As an example a Cold DR scenario would occur if the entire data center in which MQ on Cloud infrastructure for a given region has been deployed is taken offline, for example due to a major natural disaster. In this case the persistent volume on which the queue manager runtime state is stored is no longer available (because it is stored within the single data center) so it will not be possible to restore the queue manager to its exact original state from before the catastrophic failure.

IBM Responsibilities

To enable IBM to restore the service following this type of catastrophic failure a configuration backup of every paid queue manager is taken every 24 hours and saved in an encrypted format in a storage location outside the active data center. The configuration backup includes the admin definitions of the queues, topics and channels that exist within the queue manager as well as TLS certificates that have been applied, but does not include runtime state such as persistent messages or channel sequence state because runtime state in a queue manager changes so frequently that restoring a copy of that data up to 24 hours old is typically less desirable to an enterprise than starting from a clean state.

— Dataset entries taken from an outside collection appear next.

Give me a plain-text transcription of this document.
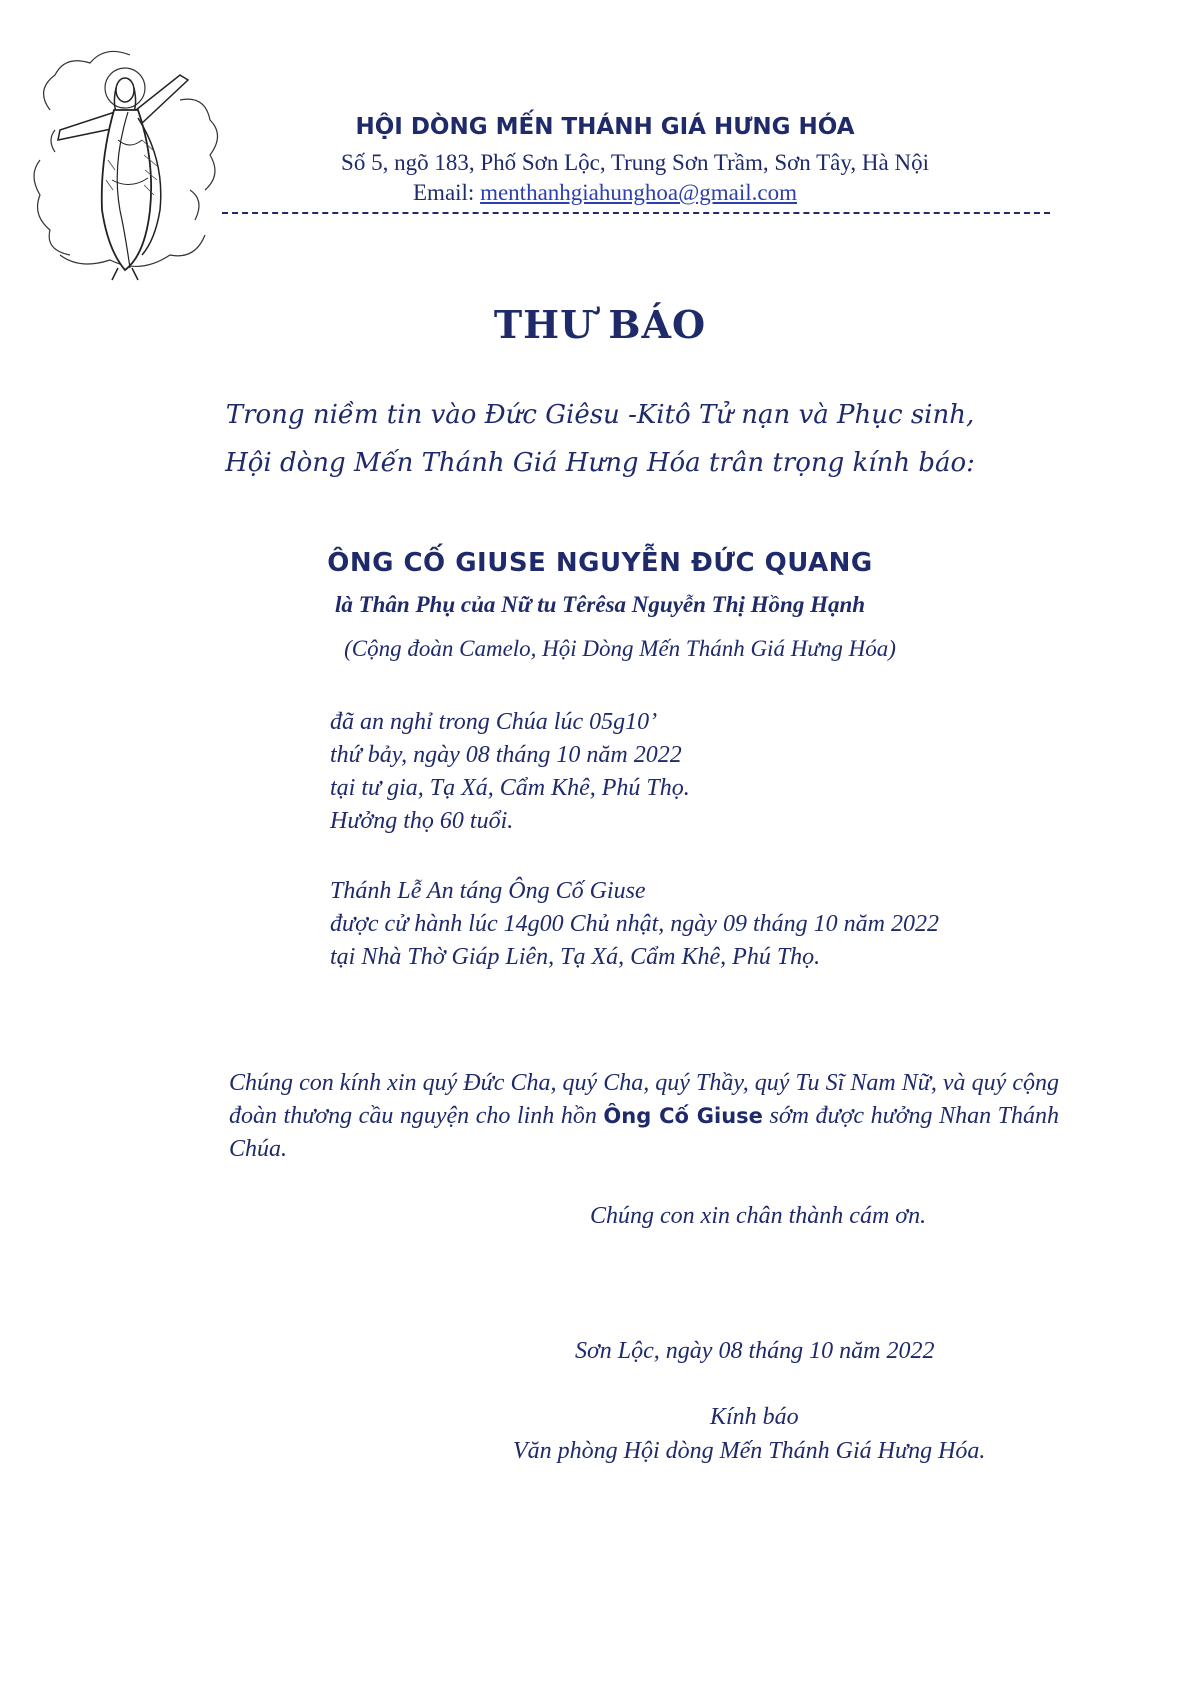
HỘI DÒNG MẾN THÁNH GIÁ HƯNG HÓA
Số 5, ngõ 183, Phố Sơn Lộc, Trung Sơn Trầm, Sơn Tây, Hà Nội
Email: menthanhgiahunghoa@gmail.com
THƯ BÁO
Trong niềm tin vào Đức Giêsu -Kitô Tử nạn và Phục sinh,
Hội dòng Mến Thánh Giá Hưng Hóa trân trọng kính báo:
ÔNG CỐ GIUSE NGUYỄN ĐỨC QUANG
là Thân Phụ của Nữ tu Têrêsa Nguyễn Thị Hồng Hạnh
(Cộng đoàn Camelo, Hội Dòng Mến Thánh Giá Hưng Hóa)
đã an nghỉ trong Chúa lúc 05g10’
thứ bảy, ngày 08 tháng 10 năm 2022
tại tư gia, Tạ Xá, Cẩm Khê, Phú Thọ.
Hưởng thọ 60 tuổi.
Thánh Lễ An táng Ông Cố Giuse
được cử hành lúc 14g00 Chủ nhật, ngày 09 tháng 10 năm 2022
tại Nhà Thờ Giáp Liên, Tạ Xá, Cẩm Khê, Phú Thọ.
Chúng con kính xin quý Đức Cha, quý Cha, quý Thầy, quý Tu Sĩ Nam Nữ, và quý cộng đoàn thương cầu nguyện cho linh hồn Ông Cố Giuse sớm được hưởng Nhan Thánh Chúa.
Chúng con xin chân thành cám ơn.
Sơn Lộc, ngày 08 tháng 10 năm 2022
Kính báo
Văn phòng Hội dòng Mến Thánh Giá Hưng Hóa.
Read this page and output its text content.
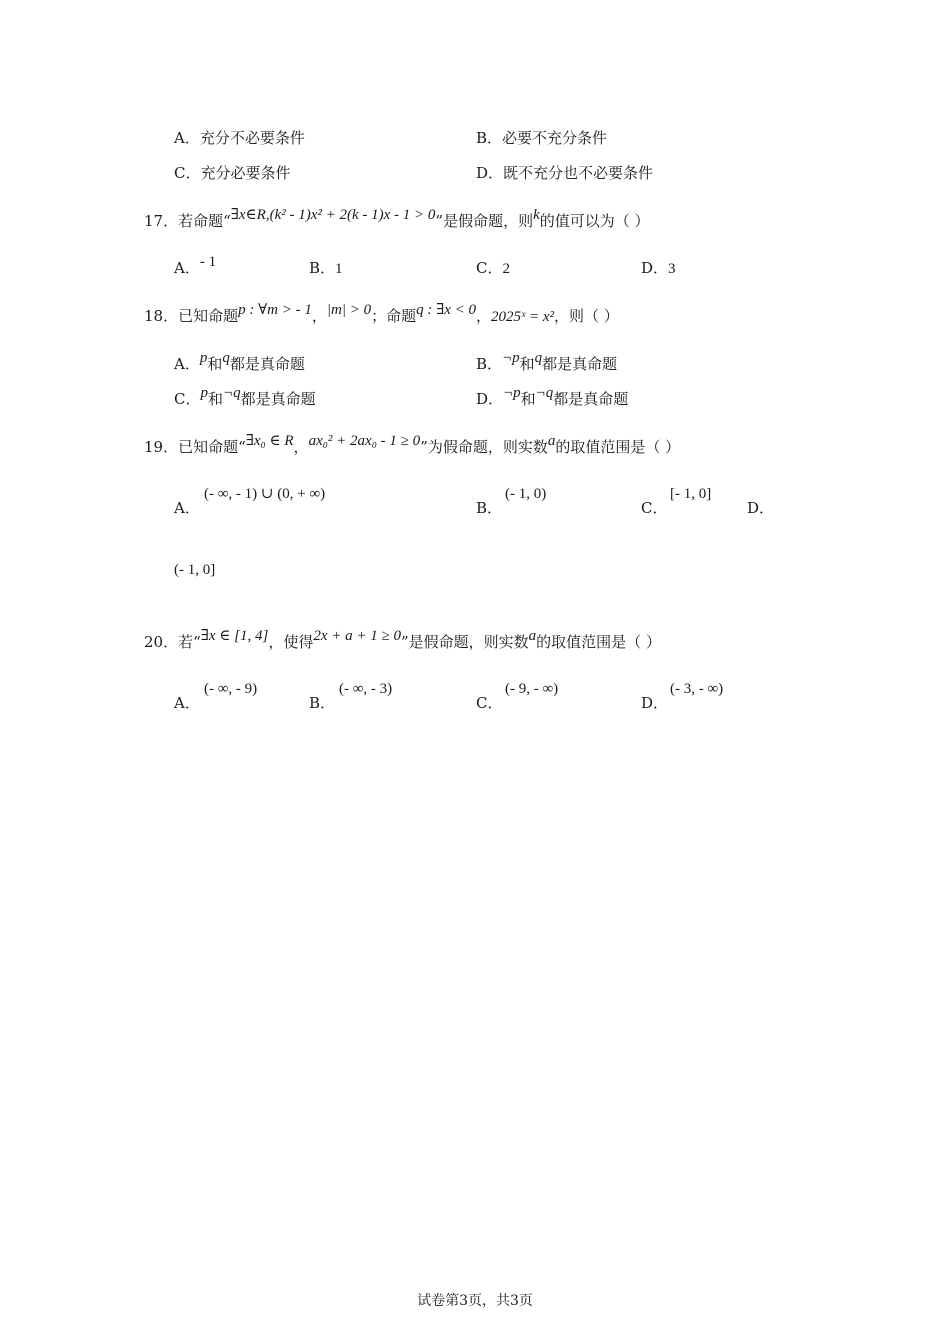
A．充分不必要条件	B．必要不充分条件
C．充分必要条件	D．既不充分也不必要条件
17．若命题“∃x∈R,(k² - 1)x² + 2(k - 1)x - 1 > 0”是假命题，则k的值可以为（ ）
A．- 1	B．1	C．2	D．3
18．已知命题p : ∀m > - 1，|m| > 0；命题q : ∃x < 0，2025ˣ = x²，则（ ）
A．p和q都是真命题	B．¬p和q都是真命题
C．p和¬q都是真命题	D．¬p和¬q都是真命题
19．已知命题“∃x₀ ∈ R，ax₀² + 2ax₀ - 1 ≥ 0”为假命题，则实数a的取值范围是（ ）
A．
(- ∞, - 1) ∪ (0, + ∞)
B．
(- 1, 0)
C．
[- 1, 0]
D．
(- 1, 0]
20．若“∃x ∈ [1, 4]，使得2x + a + 1 ≥ 0”是假命题，则实数a的取值范围是（ ）
A．
(- ∞, - 9)
B．
(- ∞, - 3)
C．
(- 9, - ∞)
D．
(- 3, - ∞)
试卷第3页，共3页
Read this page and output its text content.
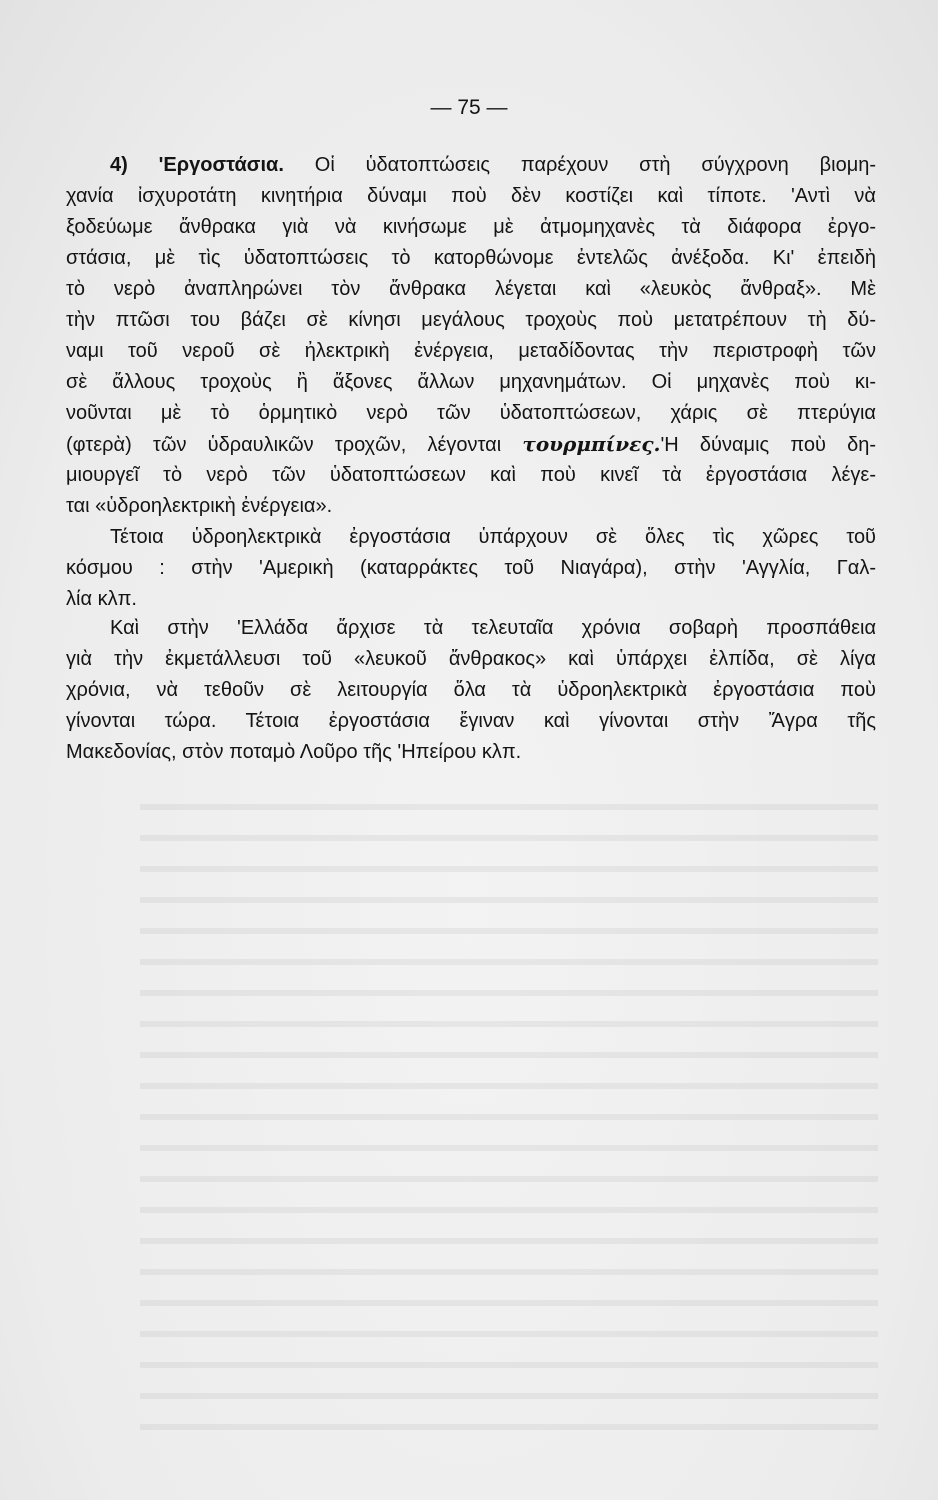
— 75 —
4) 'Εργοστάσια. Οἱ ὑδατοπτώσεις παρέχουν στὴ σύγχρονη βιομη-
χανία ἰσχυροτάτη κινητήρια δύναμι ποὺ δὲν κοστίζει καὶ τίποτε. 'Αντὶ νὰ
ξοδεύωμε ἄνθρακα γιὰ νὰ κινήσωμε μὲ ἀτμομηχανὲς τὰ διάφορα ἐργο-
στάσια, μὲ τὶς ὑδατοπτώσεις τὸ κατορθώνομε ἐντελῶς ἀνέξοδα. Κι' ἐπειδὴ
τὸ νερὸ ἀναπληρώνει τὸν ἄνθρακα λέγεται καὶ «λευκὸς ἄνθραξ». Μὲ
τὴν πτῶσι του βάζει σὲ κίνησι μεγάλους τροχοὺς ποὺ μετατρέπουν τὴ δύ-
ναμι τοῦ νεροῦ σὲ ἠλεκτρικὴ ἐνέργεια, μεταδίδοντας τὴν περιστροφὴ τῶν
σὲ ἄλλους τροχοὺς ἢ ἄξονες ἄλλων μηχανημάτων. Οἱ μηχανὲς ποὺ κι-
νοῦνται μὲ τὸ ὁρμητικὸ νερὸ τῶν ὑδατοπτώσεων, χάρις σὲ πτερύγια
(φτερὰ) τῶν ὑδραυλικῶν τροχῶν, λέγονται τουρμπίνες.'Η δύναμις ποὺ δη-
μιουργεῖ τὸ νερὸ τῶν ὑδατοπτώσεων καὶ ποὺ κινεῖ τὰ ἐργοστάσια λέγε-
ται «ὑδροηλεκτρικὴ ἐνέργεια».
Τέτοια ὑδροηλεκτρικὰ ἐργοστάσια ὑπάρχουν σὲ ὅλες τὶς χῶρες τοῦ
κόσμου : στὴν 'Αμερικὴ (καταρράκτες τοῦ Νιαγάρα), στὴν 'Αγγλία, Γαλ-
λία κλπ.
Καὶ στὴν 'Ελλάδα ἄρχισε τὰ τελευταῖα χρόνια σοβαρὴ προσπάθεια
γιὰ τὴν ἐκμετάλλευσι τοῦ «λευκοῦ ἄνθρακος» καὶ ὑπάρχει ἐλπίδα, σὲ λίγα
χρόνια, νὰ τεθοῦν σὲ λειτουργία ὅλα τὰ ὑδροηλεκτρικὰ ἐργοστάσια ποὺ
γίνονται τώρα. Τέτοια ἐργοστάσια ἔγιναν καὶ γίνονται στὴν Ἄγρα τῆς
Μακεδονίας, στὸν ποταμὸ Λοῦρο τῆς 'Ηπείρου κλπ.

Since restoring a queue manager from this configuration backup results in the loss of the runtime state such as persistent messages it is not an action that is taken lightly by IBM and so the IBM Operations team will first work with the infrastructure provider (e.g. IBM or Amazon Web Services) to recover the existing infrastructure. Only once it has been determined that the original infrastructure cannot be recovered in an acceptable timeframe will the Cold DR process be activated.

Once the decision has been made to trigger the Cold DR process IBM will launch new infrastructure in a different data center to host the paid queue managers, and use the configuration backup for each paid queue manager to recreate a copy of the queue manager deployed in the new infrastructure. Finally the DNS hostname that is used by applications to access the queue manager is updated to point to the new infrastructure deployment.

RTO and RPO (recovery time objective and recovery point objective)

  • RTO is 24 hours
  • RPO is 24 hours

IBM MQ on Cloud disaster recovery

Table 1. IBM MQ on Cloud processing and backup locations
Queue manager region Processing availability zone Alternate availability zone Backup multi-az region
us-south dal12 dal14 us-south
us-east wdc04 wdc06 us-east
eu-de fra02 fra05 eu-de
eu-gb lon04 lon02 eu-gb
AWS us-east-1 us-east-1d us-east-1b us-east
AWS eu-west-1 eu-west-1c eu-west-1b eu-west

Customer Responsibilities

Since the cold restore of the queue manager does not retain runtime state such as channel sequence state there may be some administrative action that you will need to take to re-integrate the restored queue manager with your other infrastructure, for example by resetting channel sequence numbers so that channels will successfully communicate. To aid this final recovery step you are recommended to configure a Disaster Recovery notification handler as described here when you deploy your queue managers so that you can receive a notification from the IBM Operations team when the disaster recovery process has been completed.